I find the entire field lacking when it comes to long-horizon problems. Our current, widely used solution is to scale, but we're nowhere near achieving the horizon scales even small mammal brains can handle. Our models can have trillions of parameters, yet a mouse brain would still outperform them on long-horizon tasks and efficiency. It's something small, simple, and elegant—an incredible search algorithm that not only finds near-optimal routes but also continuously learns on a fixed computational budget.
I'm honestly a bit envious of future engineers who will be tackling these kinds of problems with a 100-line Jupyter notebook on a laptop years from now. If we discovered the right method or algorithm for these long-horizon problems, a 2B-parameter model might even outperform current models on everything except short, extreme reasoning problems.
The only solution I've ever considered for this is expanding a model's dimensionality over time, rather than focusing on perfect weights. The higher dimensionality you can provide to a model, the greater its theoretical storage capacity. This could resemble a two-layer model—one layer acting as a superposition of multiple ideal points, and the other layer knowing how to use them.
When you think about the loss landscape, imagine it with many minima for a given task. If we could create a method that navigates these minima by reconfiguring the model when needed, we could theoretically develop a single model with near-infinite local minima—and therefore, higher-dimensional memory. This may sound wild, but consider the fact that the human brain potentially creates and disconnects thousands of new connections in a single day. Could it be that these connections steer our internal loss landscape between different minima we need throughout the day?
Yes... The field lacks the HOLY GRAIL (long-horizon problems). But we don't need a mouse-brain to sort spam emails. The Hail Mary 2B+ parameter models and above are still niche uses of these algorithms (too heavy to run practically). There is plenty of room for clever and small models running on limited hardware and datasets to solve useful problems and nothing more.
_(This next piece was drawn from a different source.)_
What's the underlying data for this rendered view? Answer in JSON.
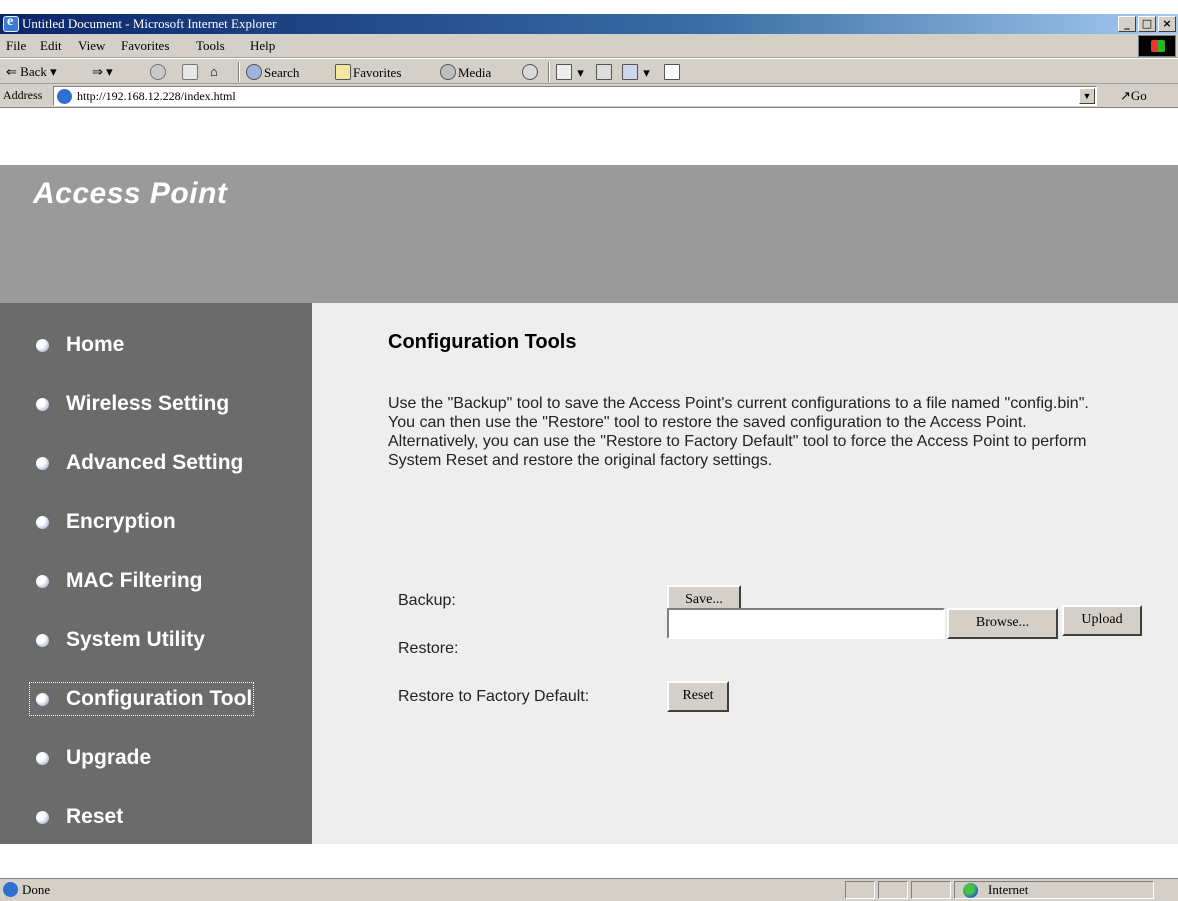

Models that change size as needed have been experimented with, but they are either too inefficient or difficult to optimize at a limited power budget. However, I agree that they are likely what is needed if we want to continue to scale upward in size.
I suspect the real bottleneck is a breakthrough in training itself. Backpropagation loss is too simplistic to optimize our current models perfectly, let alone future larger ones. But there is no guarantee a better alternative exists which may create a fixed limit to current ML approaches.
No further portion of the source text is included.